Shafik Yaghmour points out another problem.
Points to learn:
echo inputs to make sure the program is seeing what you think it is seeing;
trace key variables with suitable printing messages;
post SSCCE (Short, Self-Contained, Correct Example) — code that can be compiled;
post example input and the output you're getting from it.
This code works on input 555 666+:
#include <iostream>
#include <string>
#include <stack>
using namespace std;
static float doOperation(float x, float y, char op)
{
cout << "doOp: x = " << x << ", y = " << y << ", op = " << op << endl;
if (op == '+')
x += y;
return x;
}
string getNextNum(string equation, int i)
{
string num = "";
const string DELIM = "+-*/%^ ";
while (i<equation.length()) {
// Iterate through equation until you hit a delimiter.
if (DELIM.find(equation[i]) != -1) {
break;
}
num += equation[i];
i++;
}
return num;
}
float evalPostfix(string postfix)
{
const string OPS = "+-*/%^";
const string NUMS = "0123456789";
int strLength = postfix.length();
stack<float> numStack;
int i = 0;
while (i<strLength) {
cout << "Top - i: " << i << ", strLength: " << strLength << endl;
if (NUMS.find(postfix[i]) != -1) {
// If a character is a digit, then you should get the
// value and push it to the stack (could be multiple characters long).

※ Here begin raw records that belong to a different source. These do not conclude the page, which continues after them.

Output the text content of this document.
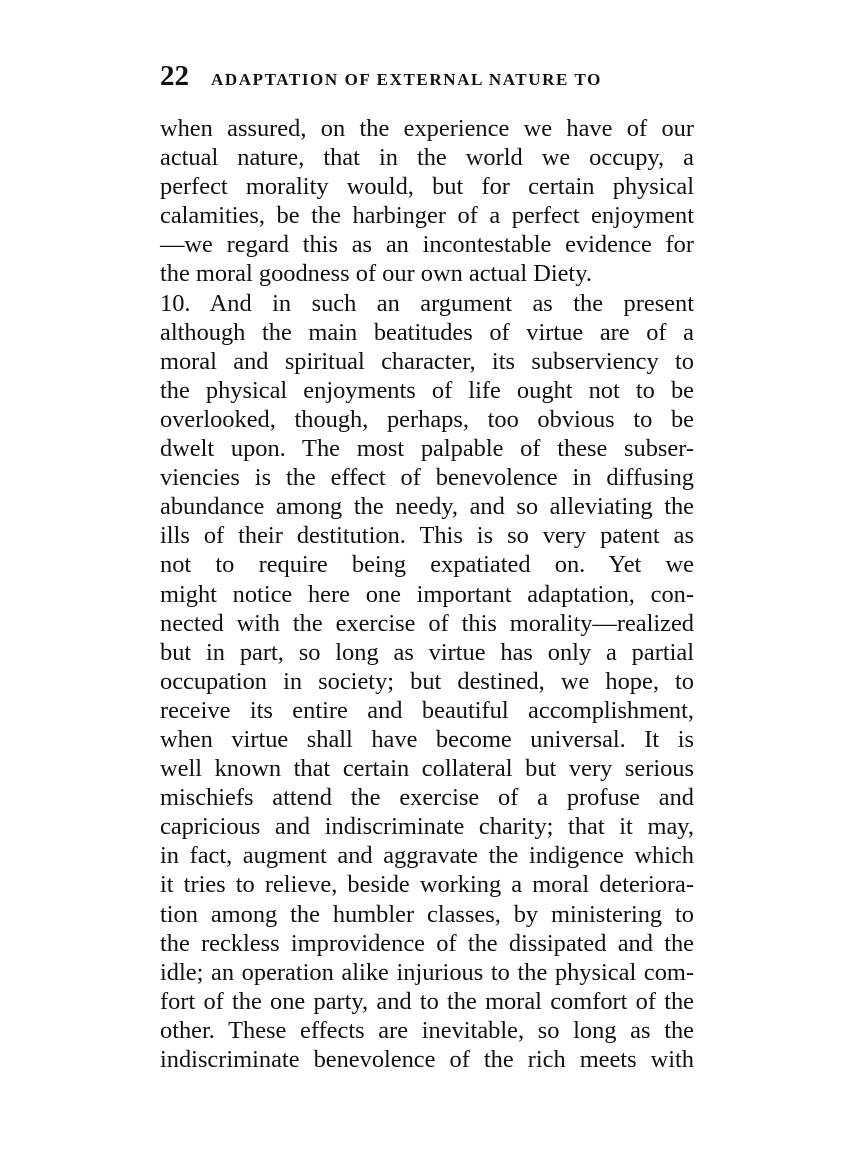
22 ADAPTATION OF EXTERNAL NATURE TO
when assured, on the experience we have of our
actual nature, that in the world we occupy, a
perfect morality would, but for certain physical
calamities, be the harbinger of a perfect enjoyment
—we regard this as an incontestable evidence for
the moral goodness of our own actual Diety.
10. And in such an argument as the present
although the main beatitudes of virtue are of a
moral and spiritual character, its subserviency to
the physical enjoyments of life ought not to be
overlooked, though, perhaps, too obvious to be
dwelt upon. The most palpable of these subser-
viencies is the effect of benevolence in diffusing
abundance among the needy, and so alleviating the
ills of their destitution. This is so very patent as
not to require being expatiated on. Yet we
might notice here one important adaptation, con-
nected with the exercise of this morality—realized
but in part, so long as virtue has only a partial
occupation in society; but destined, we hope, to
receive its entire and beautiful accomplishment,
when virtue shall have become universal. It is
well known that certain collateral but very serious
mischiefs attend the exercise of a profuse and
capricious and indiscriminate charity; that it may,
in fact, augment and aggravate the indigence which
it tries to relieve, beside working a moral deteriora-
tion among the humbler classes, by ministering to
the reckless improvidence of the dissipated and the
idle; an operation alike injurious to the physical com-
fort of the one party, and to the moral comfort of the
other. These effects are inevitable, so long as the
indiscriminate benevolence of the rich meets with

string sNextNum = getNextNum(postfix, i);
float fNextNum = atof(sNextNum.c_str());
numStack.push(fNextNum);
cout << sNextNum << endl;
i += (sNextNum.length() - 1);
}
else if (OPS.find(postfix[i])!= -1) {
// Otherwise, pop the top two elements of the stack, perform the
// operation, then push the result back to the stack.
char op = postfix[i];
float x = numStack.top();
numStack.pop();
float y = numStack.top();
numStack.pop();
float z = doOperation(x, y, op);
numStack.push(z);
}
i++;
cout << "End - i: " << i << ", strLength: " << strLength << endl;
}
cout << "After - i: " << i << ", strLength: " << strLength << endl;
// Once the entire string has been scanned through, there should be a float
// left in the stack, simply return that.
return numStack.top();
}
int main ()
{
cout << "Please enter an expression in postfix notation: ";
string postfix;
//cin >> postfix;
if (getline(cin, postfix))
{
cout << "Evaluating: " << postfix << endl;
float eval = evalPostfix(postfix);
cout << "Your expression evaluates to: " << eval << endl;
}
return 0;
}
Sample trace:
Please enter an expression in postfix notation: 555 666+
Evaluating: 555 666+
Top - i: 0, strLength: 8
555
End - i: 3, strLength: 8
Top - i: 3, strLength: 8
End - i: 4, strLength: 8
Top - i: 4, strLength: 8
666
End - i: 7, strLength: 8
Top - i: 7, strLength: 8
doOp: x = 666, y = 555, op = +
End - i: 8, strLength: 8
After - i: 8, strLength: 8
Your expression evaluates to: 1221
Clearly, you can lose much of the diagnostic output once the specific problem you are solving is resolved, but being prepared to add it along the lines shown can dramatically speed up the process of solving it.